L'incontro

«Sarei voluto venire a Locarno già l'anno scorso»

Abbiamo incontrato il grande sceneggiatore e regista americano Alexander Payne, Pardo d'onore 2025
© Locarno Film Festival / Ti-Press
Max Armani
16.08.2025 06:00

Ama il cinema classico italiano, ma si infuria quando il distributore locale aggiunge sottotitoli a caso ai titoli dei suoi film (ancora si scalda quando ricorda che nel 2005 Sideways – il film che gli valse il suo primo Oscar – ebbe l’estensione In viaggio con Jack). Ama il cinema classico in generale, e a Locarno si è fatto dare appositamente una stanza d’albergo in prossimità del GranRex, per poter assistere alle proiezioni della Retrospettiva dedicata alla produzione inglese del secondo dopoguerra («Volevo venire già l’anno scorso, per il programma del centenario della Columbia Pictures»).

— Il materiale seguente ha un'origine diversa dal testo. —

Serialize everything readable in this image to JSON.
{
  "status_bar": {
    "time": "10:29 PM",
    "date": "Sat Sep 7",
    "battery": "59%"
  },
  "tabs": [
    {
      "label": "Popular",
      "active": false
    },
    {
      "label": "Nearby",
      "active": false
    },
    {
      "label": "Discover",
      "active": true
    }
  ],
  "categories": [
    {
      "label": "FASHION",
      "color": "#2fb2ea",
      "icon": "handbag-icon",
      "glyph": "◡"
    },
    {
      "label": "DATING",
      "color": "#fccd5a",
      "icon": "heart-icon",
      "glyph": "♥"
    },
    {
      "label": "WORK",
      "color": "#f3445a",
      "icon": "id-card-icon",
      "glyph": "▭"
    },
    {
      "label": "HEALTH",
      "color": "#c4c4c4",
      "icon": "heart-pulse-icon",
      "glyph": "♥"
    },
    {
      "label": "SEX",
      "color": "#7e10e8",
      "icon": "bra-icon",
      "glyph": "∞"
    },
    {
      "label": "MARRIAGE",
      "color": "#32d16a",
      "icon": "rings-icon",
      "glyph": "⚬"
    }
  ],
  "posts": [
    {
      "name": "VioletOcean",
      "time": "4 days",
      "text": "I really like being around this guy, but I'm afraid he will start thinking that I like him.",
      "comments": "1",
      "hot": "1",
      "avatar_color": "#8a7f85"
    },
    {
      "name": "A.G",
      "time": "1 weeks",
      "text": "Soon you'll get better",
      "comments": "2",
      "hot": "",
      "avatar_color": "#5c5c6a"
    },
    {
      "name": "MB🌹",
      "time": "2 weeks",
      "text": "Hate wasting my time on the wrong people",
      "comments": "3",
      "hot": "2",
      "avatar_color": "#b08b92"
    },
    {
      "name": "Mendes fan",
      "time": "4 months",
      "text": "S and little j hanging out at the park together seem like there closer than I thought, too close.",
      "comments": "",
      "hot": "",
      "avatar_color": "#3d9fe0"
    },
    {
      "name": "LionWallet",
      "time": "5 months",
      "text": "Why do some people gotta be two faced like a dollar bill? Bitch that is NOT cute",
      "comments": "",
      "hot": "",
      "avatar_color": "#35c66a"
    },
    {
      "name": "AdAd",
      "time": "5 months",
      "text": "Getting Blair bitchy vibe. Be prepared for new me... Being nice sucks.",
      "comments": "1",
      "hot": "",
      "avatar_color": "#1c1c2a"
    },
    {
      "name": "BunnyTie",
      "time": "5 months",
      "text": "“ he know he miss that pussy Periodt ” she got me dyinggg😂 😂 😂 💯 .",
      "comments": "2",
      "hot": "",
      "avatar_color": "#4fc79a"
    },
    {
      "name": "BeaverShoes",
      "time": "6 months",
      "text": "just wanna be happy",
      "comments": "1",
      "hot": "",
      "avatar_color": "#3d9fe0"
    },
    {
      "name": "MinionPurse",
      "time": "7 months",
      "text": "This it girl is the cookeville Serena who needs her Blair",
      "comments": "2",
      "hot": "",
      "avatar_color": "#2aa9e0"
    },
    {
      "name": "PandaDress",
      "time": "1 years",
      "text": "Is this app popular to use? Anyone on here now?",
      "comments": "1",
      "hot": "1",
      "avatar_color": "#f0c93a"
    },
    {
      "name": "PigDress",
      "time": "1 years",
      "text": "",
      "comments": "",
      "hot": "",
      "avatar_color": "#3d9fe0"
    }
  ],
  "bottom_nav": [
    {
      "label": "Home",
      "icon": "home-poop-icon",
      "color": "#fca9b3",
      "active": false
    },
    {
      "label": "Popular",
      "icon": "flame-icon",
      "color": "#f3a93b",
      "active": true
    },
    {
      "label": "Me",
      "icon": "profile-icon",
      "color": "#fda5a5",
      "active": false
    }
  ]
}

Anche a Venezia, dove tra qualche settimana sarà impegnato come presidente di giuria («Ho già detto ad Alberto Barbera che mi farò dei nemici con il verdetto finale, perché con molti dei registi in gara ho rapporti amichevoli»), si ritaglierà il tempo per vedere almeno un titolo della sezione Classici. Se non facesse il cineasta, molto probabilmente Alexander Payne – che è anche frequentatore assiduo del Cinema Ritrovato a Bologna, salvo sovrapposizione d’impegni – sarebbe un curatore o programmatore. «Sì, è vero, se non fossi riuscito a fare il regista – e ci sono persone che hanno frequentato la scuola di cinema con me e non ce l’hanno fatta – avrei ripiegato sui festival o sulle cineteche, assolutamente. E da bambino volevo fare il proiezionista».

Al Festival riceve il Pardo d’onore, e per l’occasione ha deciso di presentare Paradiso amaro (2011) e Nebraska (2013). Cosa significano quei due film nello specifico? «In realtà non faccio chissà quale distinzione tra le mie opere. Però sono due buoni esempi di una cosa che io faccio, ossia dare l’idea del posto in cui si svolge la vicenda. Sono un cineasta di luoghi, voglio che gli abitanti di quelle zone riconoscano come autentiche le location che si vedono sullo schermo».

A proposito di luoghi, e del suo amore per l’Europa, a breve inizieranno le riprese di un progetto in Danimarca, con protagonista Renate Reinsve. «Lo sceneggiatore aveva scritto quel copione per un altro regista, e poi l’ha mandato a me, pensando che avrei spostato l’azione negli Stati Uniti. Ma ci sono scene ambientate nella sauna, per esempio. Bisogna mantenere la location originale, che è nello Jutland».

Da un po’ di anni è anche cittadino greco (il nonno paterno si chiamava Papadopoulos) e ha un appartamento ad Atene, ma non c’entra il voler stare lontano da Trump. «La mia ex-moglie è greca, e stiamo crescendo un figlio di otto anni, quindi passo molto tempo ad Atene», spiega Payne. «La cittadinanza invece è per motivi professionali, con il passaporto greco posso girare in Europa e accedere ai tax credit per quelle produzioni». La presidenza americana non inciderà neanche sull’annunciato sequel di Election, la commedia per cui fu candidato all’Oscar come sceneggiatore per la prima volta. «Jim Taylor, il mio partner per la scrittura, ha avuto l’idea giusta per tornare a parlare della protagonista, Tracy Flick, e a noi interessa quello, non fare un discorso sulla situazione attuale. Anche perché, ora che un film esce in sala, l’argomento di attualità non sarà più tale». Ma anche se fosse, l’eventuale ira funesta di Trump o chi per lui non sarebbe un problema, perché Payne è tra i pochi registi americani ad avere diritto al final cut, l’autorità sul montaggio finale. «Sì, ma quella è una cosa sopravvalutata, a dire il vero. Il più delle volte i produttori non ci pensano neanche a rimontare il film, perché è impegnativo e loro sono pigri».